Dünyaya gelip zihnini kullanmayı öğrendiğinden beri; ölümü en arkaya iten/yokmuş gibi davranan bireyler için geçerli olan durum.
Bir yakınının ölümüne tanık olup onu sonsuzluğa uğurlayan birinin duyduğu azap; öncelikle sıranın yavaş yavaş kendine geliyor oluşundan kaynaklanmaktadır. Bu sebepten; din olgusunun bir amacı da kişinin ayağını ölüm gerçeğinde sabitlemek olduğundan dolayı, dinibütün tanımladığımız kimseler için geçerli bir önerme değildir bu.
dini ve öbür dünya temelli inanışları; modernitenin görünmeyen karanlık tarafında hapseden insanoğlu, her dönem ölümü gözden uzak tutarak mezarlıklarını şehrin merkezlerinden fersah fersah ötelere taşımaya çalışmıştır.
Ben bu durumu emperyalist ve tüketim odaklı dünya düzeninin; insanı manevi/uhrevi hissiyatlardan uzaklaştırarak tamamen bu dünya eksenli yaşamaya telkin etme uğraşı şeklinde değerlendiriyorum.

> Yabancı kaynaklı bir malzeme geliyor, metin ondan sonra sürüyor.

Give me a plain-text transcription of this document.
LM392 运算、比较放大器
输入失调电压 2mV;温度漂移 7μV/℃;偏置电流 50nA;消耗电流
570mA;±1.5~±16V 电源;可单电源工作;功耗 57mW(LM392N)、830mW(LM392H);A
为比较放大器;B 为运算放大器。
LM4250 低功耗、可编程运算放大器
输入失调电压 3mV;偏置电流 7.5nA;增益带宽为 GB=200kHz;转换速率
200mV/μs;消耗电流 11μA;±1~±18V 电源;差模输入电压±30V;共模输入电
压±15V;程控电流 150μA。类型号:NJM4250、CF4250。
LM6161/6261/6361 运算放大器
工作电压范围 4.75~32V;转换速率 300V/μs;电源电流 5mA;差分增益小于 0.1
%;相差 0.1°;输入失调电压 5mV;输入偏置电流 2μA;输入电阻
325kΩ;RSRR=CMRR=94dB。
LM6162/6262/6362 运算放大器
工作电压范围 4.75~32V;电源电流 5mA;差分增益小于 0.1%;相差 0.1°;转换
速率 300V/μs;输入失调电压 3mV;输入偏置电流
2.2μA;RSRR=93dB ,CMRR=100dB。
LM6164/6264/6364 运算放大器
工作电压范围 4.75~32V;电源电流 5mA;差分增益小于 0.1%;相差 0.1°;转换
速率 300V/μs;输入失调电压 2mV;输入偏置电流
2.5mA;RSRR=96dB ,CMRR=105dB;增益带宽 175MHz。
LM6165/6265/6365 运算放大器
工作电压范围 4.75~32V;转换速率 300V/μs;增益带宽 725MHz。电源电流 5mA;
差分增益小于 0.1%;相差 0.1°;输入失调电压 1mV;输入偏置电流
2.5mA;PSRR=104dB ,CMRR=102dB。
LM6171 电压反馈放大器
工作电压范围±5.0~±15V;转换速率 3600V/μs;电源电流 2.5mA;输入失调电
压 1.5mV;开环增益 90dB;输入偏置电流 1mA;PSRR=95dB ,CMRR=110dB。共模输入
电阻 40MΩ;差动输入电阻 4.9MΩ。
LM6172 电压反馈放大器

Zira eski çağlarda mezarlıkların, şehir/site/klan içlerinde kurulduğunu ve gündelik yaşamla iç-içe olduğuna dair sayısız örnekler sunulabilir.
modern(?) insan; beşeriyetin istikameti doğrultusunda kendisini gittikçe doğadan (diğer manada öz evinden) uzaklaştırarak, beton ve ucube yapılanma şekilleri sebebiyle asl'olandan da uzaklaştırmaktadır.
Asl'olan ölümdür.
Kişinin ölümü kabullenemeyişi; ölümü derinlikli biçimde tanımlayamaması (belki de bundan ürkmesi) ve gündelik yaşamında bu gerçeğe yer aç(a)mamasından kaynaklanmaktadır.